Si hay un  templo en el Eje Cafetero que cuente con una historia tejida con ribetes de fábula y otras joyas fantásticas adquiridas a través de los siglos, es la catedral de Nuestra Señora de la Pobreza, en la capital de Risaralda.

 

No tiene nada de extraño que el emplazamiento de este enorme recinto sea el mismo que trazó el Mariscal Jorge Robledo cuando fundó a San Jorge de Cartago, en el corazón del cacicazgo de los quimbayas. Venía detrás del oro pero también pretendía implantar la fe católica.

 

De esa época quedaron varios sepulcros descubiertos a comienzos del siglo XXI, cuando los arqueólogos y arquitectos avanzaban en la restauración del edificio averiado por el terremoto de 1999. Los esqueletos no eran de colonos paisas sino de gente prominente de tiempos coloniales.

 

De ese templo  quedó el lote cuando San Jorge fue trasladado a la actual Cartago en una procesión encabezada por Nuestra Señora de la Pobreza, un lienzo con una leyenda tan milagrosa como la del Señor de Buga.

 

Cuando llegaron los colonos paisas ya existía un enclave de colonos expatriados que trataban de surgir en las vegas de la actual ciudad. ¿Tenían lugar de culto?

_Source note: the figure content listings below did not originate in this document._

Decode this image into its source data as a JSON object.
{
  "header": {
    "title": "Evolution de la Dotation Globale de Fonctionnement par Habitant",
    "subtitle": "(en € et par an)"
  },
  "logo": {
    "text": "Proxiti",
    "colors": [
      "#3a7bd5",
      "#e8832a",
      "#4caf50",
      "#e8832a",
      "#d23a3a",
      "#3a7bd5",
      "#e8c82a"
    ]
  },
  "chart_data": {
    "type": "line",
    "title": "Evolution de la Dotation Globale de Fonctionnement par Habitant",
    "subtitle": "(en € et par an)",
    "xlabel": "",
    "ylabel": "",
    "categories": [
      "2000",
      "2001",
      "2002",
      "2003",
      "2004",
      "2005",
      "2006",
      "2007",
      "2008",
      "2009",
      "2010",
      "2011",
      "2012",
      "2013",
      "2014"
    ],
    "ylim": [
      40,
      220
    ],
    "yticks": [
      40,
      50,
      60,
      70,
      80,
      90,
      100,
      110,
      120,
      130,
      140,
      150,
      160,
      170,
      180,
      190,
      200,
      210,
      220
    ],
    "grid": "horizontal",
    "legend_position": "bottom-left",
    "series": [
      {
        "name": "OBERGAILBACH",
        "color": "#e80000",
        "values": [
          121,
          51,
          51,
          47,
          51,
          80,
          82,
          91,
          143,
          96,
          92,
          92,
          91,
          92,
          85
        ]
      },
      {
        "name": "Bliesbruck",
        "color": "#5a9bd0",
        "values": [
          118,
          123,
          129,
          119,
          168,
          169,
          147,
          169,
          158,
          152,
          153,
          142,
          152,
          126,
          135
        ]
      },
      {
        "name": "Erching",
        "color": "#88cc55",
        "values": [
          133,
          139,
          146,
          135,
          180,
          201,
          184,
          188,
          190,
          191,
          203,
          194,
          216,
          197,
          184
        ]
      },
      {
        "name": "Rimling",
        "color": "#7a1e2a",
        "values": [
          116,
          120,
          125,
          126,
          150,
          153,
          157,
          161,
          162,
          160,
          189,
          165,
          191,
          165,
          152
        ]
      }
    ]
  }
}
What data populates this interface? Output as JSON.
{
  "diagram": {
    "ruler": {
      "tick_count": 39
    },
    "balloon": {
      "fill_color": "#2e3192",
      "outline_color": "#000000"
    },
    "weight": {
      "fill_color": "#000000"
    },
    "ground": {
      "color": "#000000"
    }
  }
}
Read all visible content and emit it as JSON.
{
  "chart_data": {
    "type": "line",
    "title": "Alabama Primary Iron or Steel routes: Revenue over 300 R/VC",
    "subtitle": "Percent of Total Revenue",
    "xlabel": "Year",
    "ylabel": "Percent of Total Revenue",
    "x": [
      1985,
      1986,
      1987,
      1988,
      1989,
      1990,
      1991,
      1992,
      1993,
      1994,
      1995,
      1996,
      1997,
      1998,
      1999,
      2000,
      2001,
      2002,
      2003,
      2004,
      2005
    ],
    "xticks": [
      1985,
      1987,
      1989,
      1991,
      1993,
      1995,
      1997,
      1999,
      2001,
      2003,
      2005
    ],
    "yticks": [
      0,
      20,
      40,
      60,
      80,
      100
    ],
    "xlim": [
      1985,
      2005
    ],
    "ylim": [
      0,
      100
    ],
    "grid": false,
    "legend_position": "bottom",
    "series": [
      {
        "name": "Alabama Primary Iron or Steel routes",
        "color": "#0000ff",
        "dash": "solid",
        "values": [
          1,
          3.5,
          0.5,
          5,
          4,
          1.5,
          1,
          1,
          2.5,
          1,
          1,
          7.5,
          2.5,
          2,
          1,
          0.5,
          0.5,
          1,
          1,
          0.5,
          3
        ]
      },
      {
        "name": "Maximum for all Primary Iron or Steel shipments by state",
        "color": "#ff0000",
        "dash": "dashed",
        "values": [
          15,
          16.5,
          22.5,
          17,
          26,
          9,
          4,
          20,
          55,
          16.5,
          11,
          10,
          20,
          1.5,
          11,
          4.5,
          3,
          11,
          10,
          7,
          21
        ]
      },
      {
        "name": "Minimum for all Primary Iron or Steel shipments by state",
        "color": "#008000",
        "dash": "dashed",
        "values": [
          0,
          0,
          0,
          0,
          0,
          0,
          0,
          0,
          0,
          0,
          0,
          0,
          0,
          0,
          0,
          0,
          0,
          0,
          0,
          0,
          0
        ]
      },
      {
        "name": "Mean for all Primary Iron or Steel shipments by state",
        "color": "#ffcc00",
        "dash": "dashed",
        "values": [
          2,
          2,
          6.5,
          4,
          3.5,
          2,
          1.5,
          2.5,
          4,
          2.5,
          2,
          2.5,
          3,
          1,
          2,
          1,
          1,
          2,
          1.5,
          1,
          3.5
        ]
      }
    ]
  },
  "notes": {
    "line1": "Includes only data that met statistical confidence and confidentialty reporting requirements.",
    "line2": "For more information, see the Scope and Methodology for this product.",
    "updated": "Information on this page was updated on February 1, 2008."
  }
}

Por los sepulcros que quedaron como testimonio se demuestra que fueron cavados, en medio de un ritual solemne que correspondía al mismo de los conquistadores.

 

Vino luego el templo que regentaron los sacerdotes claretianos hasta 1952 cuando se fundó la diócesis de Pereira. El desalojo no fue fácil. Hubo violencia verbal de por medio más que todo de parte de los que se trasteaban para El Lago.

 

La catedral tenía una obra blanca en paredes, altares y techos,  madera de forro, cemento y mucho yeso como cualquier palacio versallesco. Encima capas y capas de pintura. Los encargados de la restauración, con el Obispo y el Ministerio de Cultura a la cabeza, echaron al suelo esos aditamentos para dejar escueta esta joya de maderas preciosas que conforman la estructura del templo. Cuando se penetra en la catedral de Pereira se siente que se está transitando por los  pasillos de un tiempo, a la vez, presente, pasado y futuro. Al desnudar la obra monumental y dejarla en su mística esencia se comprueba que lo clásico no es lo viejo sino lo atemporal.